Jean-Claude (Patrick Chesnais) is a sad, grey man, unhappy in his work and unhappy in love. (He's divorced.) He shares his office with his son who desperately wants to leave the business but instead retreats to a home packed with plants. His PA confesses that she has so messed up her life that all she has is her dog.
Ordered by his doctor to take up a physical activity, Jean-Claude joins a tango class where he falls for Francoise (Anne Consigny). Francoise falls for him, too, despite her impending marriage to her loser would-be author boyfriend (Lionel Abelanski).
Jean-Claude and Francoise seem to be on a tentative path to some kind of happiness when Jean-Claude learns that Francoise is engaged. Shocked and hurt, he retreats deeper into his shell. Then the death of his father (Georges Wilson) - a pathetic old man whose inability to express love for anyone has left him isolated and bitter - forces Jean-Claude to confront the emptiness of his own life. He returns to the tango class, takes Francoise in his arms and dances with her.

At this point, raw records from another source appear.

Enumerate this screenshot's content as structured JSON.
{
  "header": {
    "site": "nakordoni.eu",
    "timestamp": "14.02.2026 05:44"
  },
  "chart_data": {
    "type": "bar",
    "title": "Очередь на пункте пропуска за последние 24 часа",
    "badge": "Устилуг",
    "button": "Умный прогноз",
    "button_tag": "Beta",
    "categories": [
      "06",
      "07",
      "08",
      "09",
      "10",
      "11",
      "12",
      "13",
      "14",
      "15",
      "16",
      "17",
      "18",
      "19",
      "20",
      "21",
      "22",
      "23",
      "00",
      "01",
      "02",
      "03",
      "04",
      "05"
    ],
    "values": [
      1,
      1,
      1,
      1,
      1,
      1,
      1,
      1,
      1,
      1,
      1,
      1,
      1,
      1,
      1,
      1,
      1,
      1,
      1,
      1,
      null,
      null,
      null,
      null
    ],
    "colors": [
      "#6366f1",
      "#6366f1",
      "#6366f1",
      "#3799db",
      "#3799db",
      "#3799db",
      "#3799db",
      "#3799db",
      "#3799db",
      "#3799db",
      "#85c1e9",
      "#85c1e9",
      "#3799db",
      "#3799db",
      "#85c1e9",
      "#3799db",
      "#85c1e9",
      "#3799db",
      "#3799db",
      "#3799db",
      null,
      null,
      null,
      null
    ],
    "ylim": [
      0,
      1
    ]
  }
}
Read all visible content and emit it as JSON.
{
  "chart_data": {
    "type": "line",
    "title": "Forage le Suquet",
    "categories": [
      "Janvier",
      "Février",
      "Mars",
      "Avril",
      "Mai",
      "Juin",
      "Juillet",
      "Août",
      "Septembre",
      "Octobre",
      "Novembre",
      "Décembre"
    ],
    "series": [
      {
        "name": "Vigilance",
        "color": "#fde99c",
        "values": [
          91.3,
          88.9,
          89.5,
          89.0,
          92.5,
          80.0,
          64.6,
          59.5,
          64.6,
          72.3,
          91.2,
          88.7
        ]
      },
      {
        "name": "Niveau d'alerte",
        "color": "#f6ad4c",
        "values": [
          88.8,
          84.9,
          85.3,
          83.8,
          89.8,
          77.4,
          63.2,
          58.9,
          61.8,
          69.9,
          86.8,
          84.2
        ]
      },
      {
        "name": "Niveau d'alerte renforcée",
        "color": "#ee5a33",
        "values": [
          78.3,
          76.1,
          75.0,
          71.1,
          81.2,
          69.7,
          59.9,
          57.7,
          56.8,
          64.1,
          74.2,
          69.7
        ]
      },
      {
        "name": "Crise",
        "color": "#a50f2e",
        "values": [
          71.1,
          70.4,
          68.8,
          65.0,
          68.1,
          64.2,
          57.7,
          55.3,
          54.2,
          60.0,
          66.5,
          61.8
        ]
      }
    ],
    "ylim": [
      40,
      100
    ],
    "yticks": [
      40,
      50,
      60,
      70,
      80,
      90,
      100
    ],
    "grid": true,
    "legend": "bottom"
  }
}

That's it. Yet this tale of misery and emptiness is one of the most feel-good movies I've seen in a long while. 'Here,' it says, 'your life can be sad and empty but you can change it by allowing the possibility of the redemptive quality of love.' There's no sex, no grand passion - all that is offered is that two people might dance together. And that's enough.

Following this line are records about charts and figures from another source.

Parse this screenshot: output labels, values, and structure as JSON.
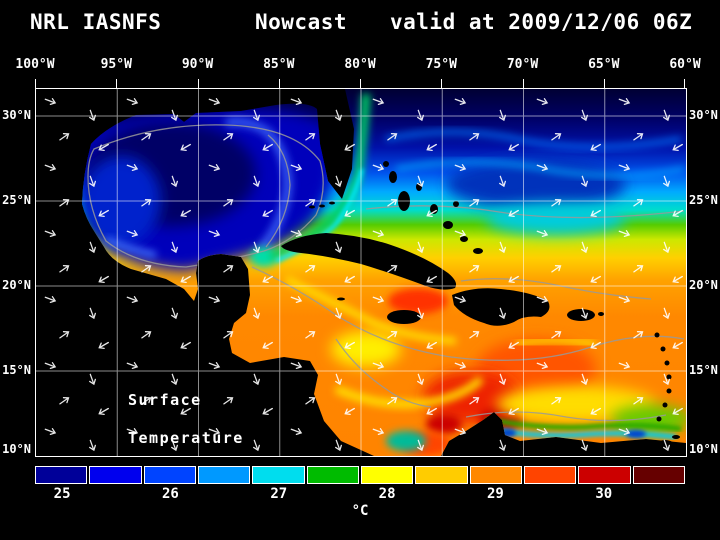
{
  "header": {
    "product": "NRL IASNFS",
    "run_type": "Nowcast",
    "valid_time": "valid at 2009/12/06 06Z"
  },
  "map": {
    "x_ticks": [
      "100°W",
      "95°W",
      "90°W",
      "85°W",
      "80°W",
      "75°W",
      "70°W",
      "65°W",
      "60°W"
    ],
    "y_ticks": [
      "30°N",
      "25°N",
      "20°N",
      "15°N",
      "10°N"
    ],
    "overlay_label_line1": "Surface",
    "overlay_label_line2": "Temperature",
    "land_color": "#000000",
    "grid_color": "#ffffff",
    "vector_color": "#ffffff",
    "contour_color": "#999999"
  },
  "colorbar": {
    "tick_labels": [
      "25",
      "26",
      "27",
      "28",
      "29",
      "30"
    ],
    "unit": "°C",
    "colors": [
      "#000099",
      "#0000ee",
      "#0044ff",
      "#0099ff",
      "#00ddee",
      "#00bb00",
      "#ffff00",
      "#ffcc00",
      "#ff8800",
      "#ff4400",
      "#cc0000",
      "#660000"
    ]
  },
  "chart_data": {
    "type": "heatmap",
    "title": "NRL IASNFS Nowcast valid at 2009/12/06 06Z",
    "variable": "Surface Temperature",
    "unit": "°C",
    "x_ticks": [
      "100°W",
      "95°W",
      "90°W",
      "85°W",
      "80°W",
      "75°W",
      "70°W",
      "65°W",
      "60°W"
    ],
    "y_ticks": [
      "30°N",
      "25°N",
      "20°N",
      "15°N",
      "10°N"
    ],
    "colorbar_tick_values": [
      25,
      26,
      27,
      28,
      29,
      30
    ],
    "colorbar_colors": [
      "#000099",
      "#0000ee",
      "#0044ff",
      "#0099ff",
      "#00ddee",
      "#00bb00",
      "#ffff00",
      "#ffcc00",
      "#ff8800",
      "#ff4400",
      "#cc0000",
      "#660000"
    ],
    "overlays": [
      "white surface-current vectors",
      "gray SST contour lines",
      "5-degree latitude/longitude grid"
    ],
    "regions_read_from_map": [
      {
        "region": "Gulf of Mexico",
        "approx_sst": "25-26 (dark blue)"
      },
      {
        "region": "NW Atlantic north of ~27N",
        "approx_sst": "<=25 (darkest blue)"
      },
      {
        "region": "Bahamas / transition band 22-26N",
        "approx_sst": "27-28.5 (cyan-green-yellow)"
      },
      {
        "region": "Caribbean Sea",
        "approx_sst": "28.5-30+ (orange-red)"
      },
      {
        "region": "Venezuela coastal upwelling strip",
        "approx_sst": "27-28 (green-cyan)"
      }
    ]
  }
}
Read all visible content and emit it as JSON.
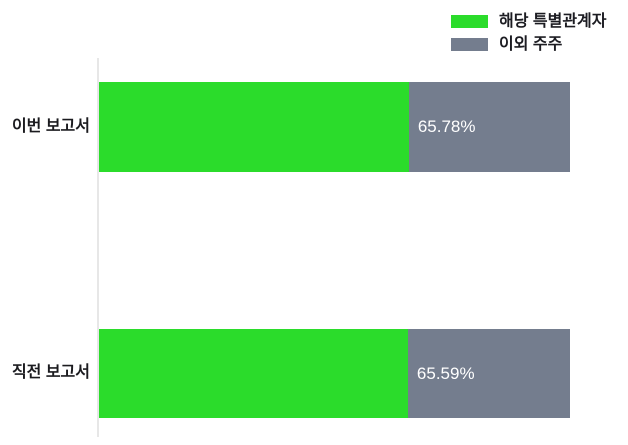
{
  "chart_data": {
    "type": "bar",
    "orientation": "horizontal",
    "stacked": true,
    "categories": [
      "이번 보고서",
      "직전 보고서"
    ],
    "series": [
      {
        "name": "해당 특별관계자",
        "color": "#2bdc2b",
        "values": [
          65.78,
          65.59
        ]
      },
      {
        "name": "이외 주주",
        "color": "#747d8e",
        "values": [
          34.22,
          34.41
        ]
      }
    ],
    "value_labels": [
      "65.78%",
      "65.59%"
    ],
    "value_label_meaning": "share of 해당 특별관계자",
    "xlim": [
      0,
      100
    ],
    "grid": false,
    "legend_position": "top-right",
    "axis_line_color": "#e7e7e7",
    "background_color": "#ffffff",
    "value_text_color": "#ffffff",
    "label_text_color": "#1b1b1f"
  },
  "legend": {
    "items": [
      {
        "label": "해당 특별관계자",
        "color": "#2bdc2b"
      },
      {
        "label": "이외 주주",
        "color": "#747d8e"
      }
    ]
  }
}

And it's funny. Laugh out loud funny. Like the moment when Jean-Claude plucks up the courage to buy Francoise a perfume and spends ages with a sales assistant choosing the right one, only to be told that his choice is called 'Intense Passion.' 'Would you have the same scent but with a different name?' he asks.
It is a film in which the quality of the silences and the tiniest changes of expression say more than a thousand lines. The most important moments have no dialogue and, when people do speak, they use words banally to hide their feelings. Sat in his car in the pouring rain, Jean-Claude and Francoise move toward their first (and only) kiss via a conversation about the relative merits of French and foreign cars. Patrick Chesnais's brooding, craggy gloom and Anne Consigny's extraordinarily mobile face with its bewitching half-smile are ideally suited to this sort of thing and the other characters, too, are well cast, finding something to humanise even the most unsympathetic of them.

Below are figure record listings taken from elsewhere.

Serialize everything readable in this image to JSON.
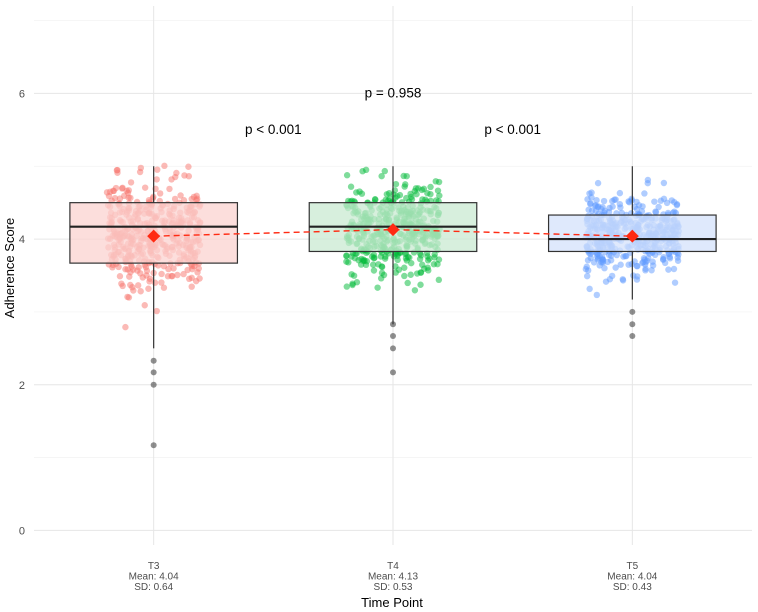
{
  "chart_data": {
    "type": "boxplot",
    "xlabel": "Time Point",
    "ylabel": "Adherence Score",
    "ylim": [
      -0.2,
      7.2
    ],
    "yticks": [
      0,
      2,
      4,
      6
    ],
    "groups": [
      {
        "name": "T3",
        "mean_label": "Mean: 4.04",
        "sd_label": "SD: 0.64",
        "mean": 4.04,
        "sd": 0.64,
        "q1": 3.67,
        "median": 4.17,
        "q3": 4.5,
        "whisker_low": 2.5,
        "whisker_high": 5.0,
        "outliers": [
          2.33,
          2.17,
          2.0,
          1.17
        ],
        "color": "#f8766d",
        "box_fill": "#fbd3d0"
      },
      {
        "name": "T4",
        "mean_label": "Mean: 4.13",
        "sd_label": "SD: 0.53",
        "mean": 4.13,
        "sd": 0.53,
        "q1": 3.83,
        "median": 4.17,
        "q3": 4.5,
        "whisker_low": 2.83,
        "whisker_high": 5.0,
        "outliers": [
          2.83,
          2.67,
          2.5,
          2.17
        ],
        "color": "#00ba38",
        "box_fill": "#c9ead1"
      },
      {
        "name": "T5",
        "mean_label": "Mean: 4.04",
        "sd_label": "SD: 0.43",
        "mean": 4.04,
        "sd": 0.43,
        "q1": 3.83,
        "median": 4.0,
        "q3": 4.33,
        "whisker_low": 3.17,
        "whisker_high": 5.0,
        "outliers": [
          3.0,
          2.83,
          2.67
        ],
        "color": "#619cff",
        "box_fill": "#d4e2fb"
      }
    ],
    "mean_marker_color": "#ff2a12",
    "annotations": [
      {
        "text": "p = 0.958",
        "between": [
          "T3",
          "T5"
        ],
        "y": 6.0
      },
      {
        "text": "p < 0.001",
        "between": [
          "T3",
          "T4"
        ],
        "y": 5.5
      },
      {
        "text": "p < 0.001",
        "between": [
          "T4",
          "T5"
        ],
        "y": 5.5
      }
    ]
  }
}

Given the importance of tango to the film, it is a shame that the only professional tango shown is, at best, mediocre. Perhaps that's deliberate because it is the technically inept but passionately committed tangos of the students in the tango class that best capture the soul of the dance. Still, it's unfortunate that when the school make a trip to the theatre to see a performance, it is quite so poor.
Overall, though, this is French cinema at its best: thoughtful and intelligent but unpretentious and, in the end, joyous. The sub-titling is good enough to carry the dialogue (though a smattering of French will make it more fun). This is definitely a film worth braving the foreign-language movie ghetto for.